Performance / Memory issue

Hi,

I’m new in AMPL, I’ve write a simple model that optimize location for picking in a warehouse.
Codes works with 3 items and gurobi or cplex, but :

  • Not working with cbc with only 3 items …
  • With High errors : Error -1 for call Highs_passH
  • If i remove the filter on 3 items, it crash with AMPL error “Unexpected end of file while reading AMPL output.”

But it’s a so simple model … convert to zip file because i can’t upload it with zip extension

example.mod (32.6 KB)

2 Likes

Hi @Stephane,

Thank you for providing a complete example to reproduce the issue. In this model you have parameters and variables indexed over two sets (locations and items). Since you have 3,000 items and 30,000 locations, this means 90,000,000 variables if all items are available in all locations. This may still be possible to solve with Gurobi or CPLEX on a machine with a substantial amount of memory, but it is way bigger than anything that an open-source solver will be able to tackle nowadays.

To get an idea of the model you do the following to see the size of the data being passed to AMPL:

print(cartesian_locations.unstack().shape)

The following code will display (21191625,) (i.e., 21,191,625 rows):

import polars as pl

orders = pl.read_csv("./data/orders.csv", separator=";")
locations = pl.read_csv("./data/locations.csv", separator=";")

# orders = orders.filter(
#     (pl.col("ITEM_ID") == 34682)
#     | (pl.col("ITEM_ID") == 34657)
#     | (pl.col("ITEM_ID") == 29840)
# )

cartesian_locations = (
    orders.select("ITEM_ID").unique().join(locations, how="cross", suffix="_LOCATIONS")
)
cartesian_locations = cartesian_locations.select(
    pl.col("ITEM_ID"),
    pl.col("LOCATION_ID"),
    (
        pl.col("CART_STD1")
        | pl.col("CART_STD2")
        | pl.col("CART_DEMI-HAUT")
        | pl.col("CART_VOLUMINEUX")
    ),
)
cartesian_locations = cartesian_locations.with_columns(
    pl.col("CART_STD1").apply(lambda col: int(col))
)
cartesian_locations = cartesian_locations.pivot(
    values="CART_STD1",
    index="ITEM_ID",
    columns="LOCATION_ID",
    aggregate_function="first",
)
cartesian_locations = cartesian_locations.to_pandas()
cartesian_locations = cartesian_locations.set_index("ITEM_ID").transpose()
df = cartesian_locations.unstack()
print(df.shape)

You can filter this data to only include items available in each location. That should help improving the performance and reduce the memory usage substantially.

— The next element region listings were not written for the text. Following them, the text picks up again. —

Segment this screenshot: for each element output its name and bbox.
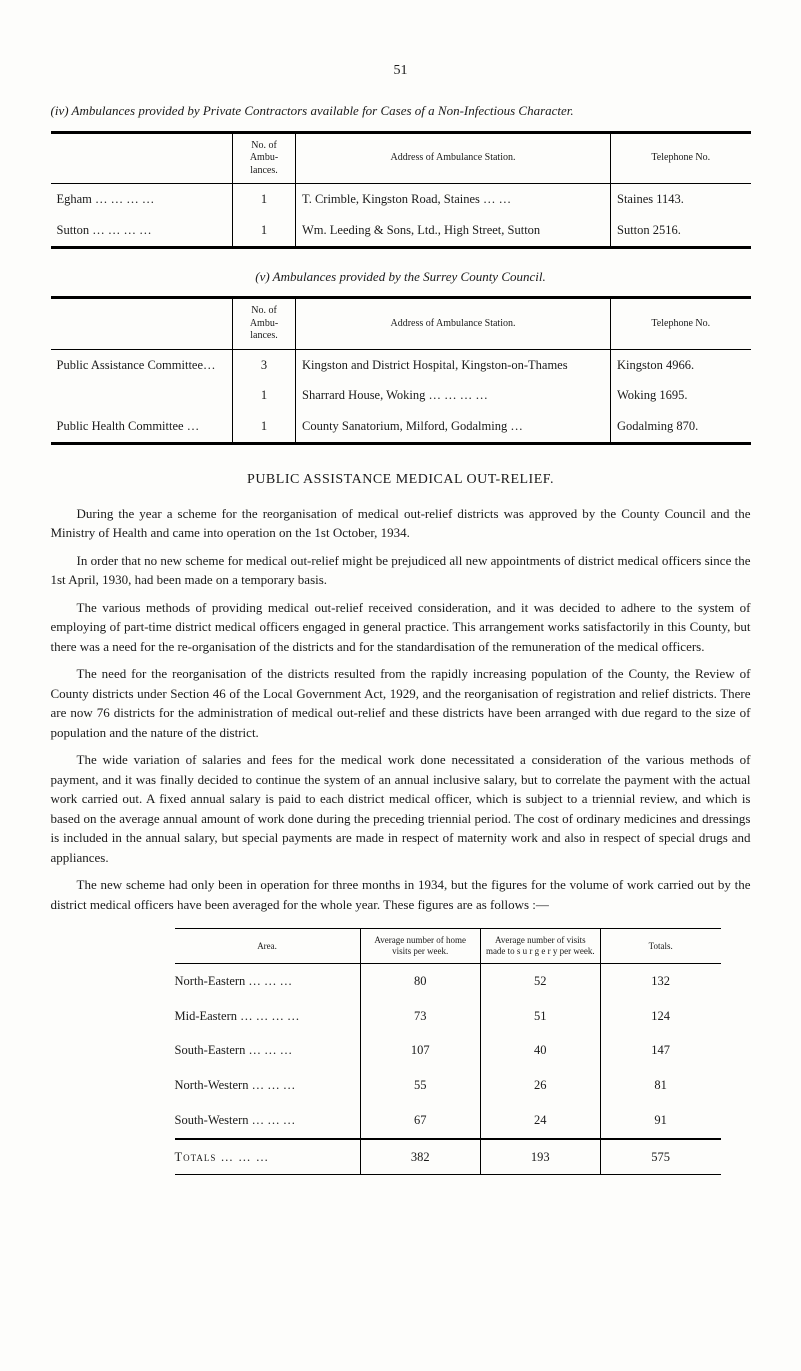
table-row: 1 Sharrard House, Woking … … … … Woking … bbox=[51, 380, 751, 411]
stats-surgery: 52 bbox=[480, 963, 600, 998]
stats-table: Area. Average number of home visits per … bbox=[175, 928, 721, 1175]
th-address: Address of Ambulance Station. bbox=[296, 298, 611, 350]
stats-home: 67 bbox=[360, 1103, 480, 1138]
row-label: Public Assistance Committee… bbox=[51, 349, 233, 380]
row-tel: Sutton 2516. bbox=[611, 215, 751, 247]
stats-area: South-Western … … … bbox=[175, 1103, 361, 1138]
table-row: Public Health Committee … 1 County Sanat… bbox=[51, 411, 751, 443]
stats-home: 107 bbox=[360, 1033, 480, 1068]
th-blank bbox=[51, 132, 233, 184]
row-tel: Staines 1143. bbox=[611, 184, 751, 215]
stats-area: Mid-Eastern … … … … bbox=[175, 999, 361, 1034]
body-para: The various methods of providing medical… bbox=[51, 598, 751, 657]
ambulance-table-iv: No. of Ambu-lances. Address of Ambulance… bbox=[51, 131, 751, 249]
th-tel: Telephone No. bbox=[611, 132, 751, 184]
table-row: Egham … … … … 1 T. Crimble, Kingston Roa… bbox=[51, 184, 751, 215]
table-row: Public Assistance Committee… 3 Kingston … bbox=[51, 349, 751, 380]
body-para: The wide variation of salaries and fees … bbox=[51, 750, 751, 867]
stats-row: South-Eastern … … … 107 40 147 bbox=[175, 1033, 721, 1068]
row-address: Sharrard House, Woking … … … … bbox=[296, 380, 611, 411]
stats-totals-row: Totals … … … 382 193 575 bbox=[175, 1139, 721, 1175]
stats-home: 80 bbox=[360, 963, 480, 998]
stats-home: 55 bbox=[360, 1068, 480, 1103]
row-tel: Godalming 870. bbox=[611, 411, 751, 443]
th-blank bbox=[51, 298, 233, 350]
body-para: In order that no new scheme for medical … bbox=[51, 551, 751, 590]
section-v-title: (v) Ambulances provided by the Surrey Co… bbox=[51, 267, 751, 287]
stats-totals-home: 382 bbox=[360, 1139, 480, 1175]
stats-total: 81 bbox=[600, 1068, 720, 1103]
stats-row: North-Eastern … … … 80 52 132 bbox=[175, 963, 721, 998]
row-tel: Kingston 4966. bbox=[611, 349, 751, 380]
row-num: 1 bbox=[233, 411, 296, 443]
stats-total: 132 bbox=[600, 963, 720, 998]
row-address: T. Crimble, Kingston Road, Staines … … bbox=[296, 184, 611, 215]
stats-th-surgery: Average number of visits made to s u r g… bbox=[480, 929, 600, 964]
stats-row: South-Western … … … 67 24 91 bbox=[175, 1103, 721, 1138]
stats-area: North-Western … … … bbox=[175, 1068, 361, 1103]
row-address: Kingston and District Hospital, Kingston… bbox=[296, 349, 611, 380]
th-address: Address of Ambulance Station. bbox=[296, 132, 611, 184]
stats-separator bbox=[175, 1175, 721, 1176]
stats-th-area: Area. bbox=[175, 929, 361, 964]
body-para: During the year a scheme for the reorgan… bbox=[51, 504, 751, 543]
stats-th-home: Average number of home visits per week. bbox=[360, 929, 480, 964]
stats-total: 91 bbox=[600, 1103, 720, 1138]
stats-totals-total: 575 bbox=[600, 1139, 720, 1175]
row-label: Public Health Committee … bbox=[51, 411, 233, 443]
th-num: No. of Ambu-lances. bbox=[233, 298, 296, 350]
table-row: Sutton … … … … 1 Wm. Leeding & Sons, Ltd… bbox=[51, 215, 751, 247]
row-num: 1 bbox=[233, 184, 296, 215]
row-label: Sutton … … … … bbox=[51, 215, 233, 247]
stats-total: 147 bbox=[600, 1033, 720, 1068]
row-label: Egham … … … … bbox=[51, 184, 233, 215]
stats-totals-surgery: 193 bbox=[480, 1139, 600, 1175]
row-num: 1 bbox=[233, 215, 296, 247]
stats-surgery: 24 bbox=[480, 1103, 600, 1138]
body-para: The need for the reorganisation of the d… bbox=[51, 664, 751, 742]
ambulance-table-v: No. of Ambu-lances. Address of Ambulance… bbox=[51, 296, 751, 445]
row-label bbox=[51, 380, 233, 411]
section-iv-title: (iv) Ambulances provided by Private Cont… bbox=[51, 101, 751, 121]
stats-surgery: 51 bbox=[480, 999, 600, 1034]
th-num: No. of Ambu-lances. bbox=[233, 132, 296, 184]
stats-totals-label: Totals … … … bbox=[175, 1139, 361, 1175]
th-tel: Telephone No. bbox=[611, 298, 751, 350]
stats-total: 124 bbox=[600, 999, 720, 1034]
body-para: The new scheme had only been in operatio… bbox=[51, 875, 751, 914]
row-address: County Sanatorium, Milford, Godalming … bbox=[296, 411, 611, 443]
stats-home: 73 bbox=[360, 999, 480, 1034]
stats-th-total: Totals. bbox=[600, 929, 720, 964]
stats-area: South-Eastern … … … bbox=[175, 1033, 361, 1068]
row-num: 3 bbox=[233, 349, 296, 380]
row-num: 1 bbox=[233, 380, 296, 411]
stats-surgery: 26 bbox=[480, 1068, 600, 1103]
stats-row: North-Western … … … 55 26 81 bbox=[175, 1068, 721, 1103]
stats-surgery: 40 bbox=[480, 1033, 600, 1068]
stats-area: North-Eastern … … … bbox=[175, 963, 361, 998]
row-tel: Woking 1695. bbox=[611, 380, 751, 411]
row-address: Wm. Leeding & Sons, Ltd., High Street, S… bbox=[296, 215, 611, 247]
body-heading: PUBLIC ASSISTANCE MEDICAL OUT-RELIEF. bbox=[51, 469, 751, 490]
page-number: 51 bbox=[51, 60, 751, 81]
stats-row: Mid-Eastern … … … … 73 51 124 bbox=[175, 999, 721, 1034]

Note that instead of having variables indexed over {Items, Locations}, you should index them over valid allocations to reduce the number of variables. This also avoids the constraint Valid_Allocation_Constraint. Nevertheless, if the amount of valid allocations remains in the order of millions, you will only be able to solve it with commercial solvers.

2 Likes

Hi,

Thanks for your answer.
What do you mean by " Variables indexed over {Items, Locations} , you should index them over valid allocations" ?

Best Regards
Stephane

1 Like

If you have a set ItemLocations containing just valid pairs, you can model as follows:

set Items;  # Ensembles des articles
set Locations;  # Ensemble des emplacements
set ItemLocations within {Items, Locations}; # Valid allocations

param Quantity{Items};  # Coût de chaque allée
param Cost_Location{Locations};  # Capacité maximale des emplacements
param Cost_Move := 1; # Coût de déplacement d'un article

var assign{ItemLocations} binary;  # Variables de décision : 1 si l'article est attribué à l'emplacement, 0 sinon
var prev_loc{ItemLocations} binary;  # Variables de décision : 1 si l'article est attribué à l'emplacement, 0 sinon

minimize Total_Cost:
    sum{(i,j) in ItemLocations} assign[i,j] * (Cost_Location[j] + Cost_Move * prev_loc[i,j]);

subject to Assignment_Constraint{i in Items}:
    sum{(i,j) in ItemLocations} assign[i,j] = 1;

# redundant constraint as Assignment_Constraint enforces that each item is assigned to exactly one location:
#subject to AtLeastOneAssignment_Constraint{i in Items}:
#   sum{(i,j) in ItemLocations} assign[i,j] >= 1;

ItemLocations will be smaller than {Items, Locations} as it will only contain valid pairs.

1 Like

I would also note that even though prev_loc is declared as a variable, it seems to be a parameter indicating whether or not the item is in a given location. You can switch that to a parameter to to reduce the model size eventually to a point where you can use an open-source solver. You can filter to only include assignments under a certain value (i.e., exclude all expensive reallocations). The solution will not guaranteed to be optimal specially if you pick a low threshold, but should still be quite good. You can place in ItemLocations just pairs (item, location) that seem worth it to consider rather than all valid assignments.

1 Like